Samudra 2: Scaling Ocean Emulators
across Resolutions

Yuan Yuan1,*, Jesse Rusak2, Alexander Merose2, Adam Subel1, Pavel Perezhogin1, Alistair Adcroft3, Carlos Fernandez-Granda1, Laure Zanna1
1New York University   2Open Athena   3Princeton University
*Corresponding author

TL;DR. Samudra 2 is a neural ocean emulator that scales to 1°, 1/2°, and 1/4° resolution with stable ~8-year autoregressive rollouts.

Gulf Stream surface kinetic energy across resolutions

Surface kinetic energy in the Gulf Stream region from GFDL OM4 (top) and Samudra 2 (bottom) at 1 deg, 1/2 deg, and 1/4 deg resolution near the end of an 8-year autoregressive rollout. At finer grids, the emulator progressively captures mesoscale eddies, meanders, and filamentary western boundary current structure.

Abstract

Ocean general circulation models are essential to climate science but computationally expensive, severely limiting the ensembles and scenarios that can be explored. Neural emulators promise orders-of-magnitude speedups, yet no ocean emulator to date has combined fine spatial resolution with multi-year autoregressive rollouts. Samudra, the first autoregressive neural ocean emulator to produce multi-decade global rollouts, was restricted to 1 deg resolution and exhibited two long-horizon failure modes: variance collapse and imprinting artifacts.

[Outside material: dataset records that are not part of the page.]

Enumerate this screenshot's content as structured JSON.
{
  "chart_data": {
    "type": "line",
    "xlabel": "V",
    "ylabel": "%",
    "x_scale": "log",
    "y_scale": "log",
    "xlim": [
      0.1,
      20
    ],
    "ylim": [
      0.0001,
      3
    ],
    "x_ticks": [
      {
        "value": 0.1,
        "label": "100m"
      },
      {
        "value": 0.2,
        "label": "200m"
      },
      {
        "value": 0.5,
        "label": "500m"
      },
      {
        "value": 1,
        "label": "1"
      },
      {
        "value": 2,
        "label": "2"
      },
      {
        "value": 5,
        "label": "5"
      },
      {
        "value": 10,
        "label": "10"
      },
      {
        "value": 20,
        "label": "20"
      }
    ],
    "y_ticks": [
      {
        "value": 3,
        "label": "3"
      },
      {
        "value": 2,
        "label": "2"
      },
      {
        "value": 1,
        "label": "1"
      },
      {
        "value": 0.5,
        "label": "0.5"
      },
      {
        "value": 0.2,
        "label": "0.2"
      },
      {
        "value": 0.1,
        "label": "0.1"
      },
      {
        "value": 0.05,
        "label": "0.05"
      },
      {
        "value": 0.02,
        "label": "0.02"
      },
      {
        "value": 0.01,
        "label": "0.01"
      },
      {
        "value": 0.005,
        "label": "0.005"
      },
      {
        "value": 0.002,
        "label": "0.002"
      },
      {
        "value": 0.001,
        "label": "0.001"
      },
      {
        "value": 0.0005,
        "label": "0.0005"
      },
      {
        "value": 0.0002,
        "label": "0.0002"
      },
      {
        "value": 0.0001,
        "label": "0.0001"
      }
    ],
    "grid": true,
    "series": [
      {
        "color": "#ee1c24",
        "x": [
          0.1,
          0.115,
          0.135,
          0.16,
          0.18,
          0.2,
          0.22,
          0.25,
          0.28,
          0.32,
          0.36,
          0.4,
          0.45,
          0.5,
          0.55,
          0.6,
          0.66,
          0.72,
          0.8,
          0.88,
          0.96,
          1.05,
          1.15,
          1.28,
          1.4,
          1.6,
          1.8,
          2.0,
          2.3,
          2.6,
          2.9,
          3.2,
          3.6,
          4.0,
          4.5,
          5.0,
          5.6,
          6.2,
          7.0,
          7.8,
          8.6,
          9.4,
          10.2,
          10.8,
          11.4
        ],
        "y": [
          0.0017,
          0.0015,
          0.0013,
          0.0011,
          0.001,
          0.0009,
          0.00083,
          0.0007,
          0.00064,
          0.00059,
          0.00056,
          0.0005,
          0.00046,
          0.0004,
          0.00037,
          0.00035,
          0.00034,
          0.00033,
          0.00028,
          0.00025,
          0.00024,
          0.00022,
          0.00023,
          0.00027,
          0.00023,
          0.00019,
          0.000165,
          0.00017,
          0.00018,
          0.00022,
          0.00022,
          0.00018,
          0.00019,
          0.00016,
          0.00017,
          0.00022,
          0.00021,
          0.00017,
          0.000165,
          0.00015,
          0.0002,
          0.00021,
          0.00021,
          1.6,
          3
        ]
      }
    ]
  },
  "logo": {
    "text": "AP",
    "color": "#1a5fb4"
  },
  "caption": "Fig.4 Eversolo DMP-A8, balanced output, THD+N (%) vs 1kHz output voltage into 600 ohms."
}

Samudra 2 extends that framework with two complementary modifications: a widened ConvNeXt U-Net backbone with a reduced block-internal expansion factor, and a dynamic loss that reweights per-variable MSE contributions inversely by each channel's running prediction error. This amplifies the gradient signal from slow-evolving deep-ocean fields that standard MSE would otherwise neglect.

At 1 deg, Samudra 2 raises upper-ocean global-mean temperature R2 from 0.56 to 0.87 and reduces deep-ocean temperature error by roughly sevenfold compared to the original Samudra. The same architecture scales to 1/2 deg and 1/4 deg over approximately 8-year autoregressive rollouts, recovering mesoscale eddies and sharp western boundary currents absent at coarser grids.

Core ideas

  Wider ConvNeXt U-Net

Stage widths increase from [200, 250, 300, 400] to [280, 380, 480, 520] and the block-internal expansion factor is reduced from 4 to 2, shifting capacity toward inter-stage features that higher resolutions need.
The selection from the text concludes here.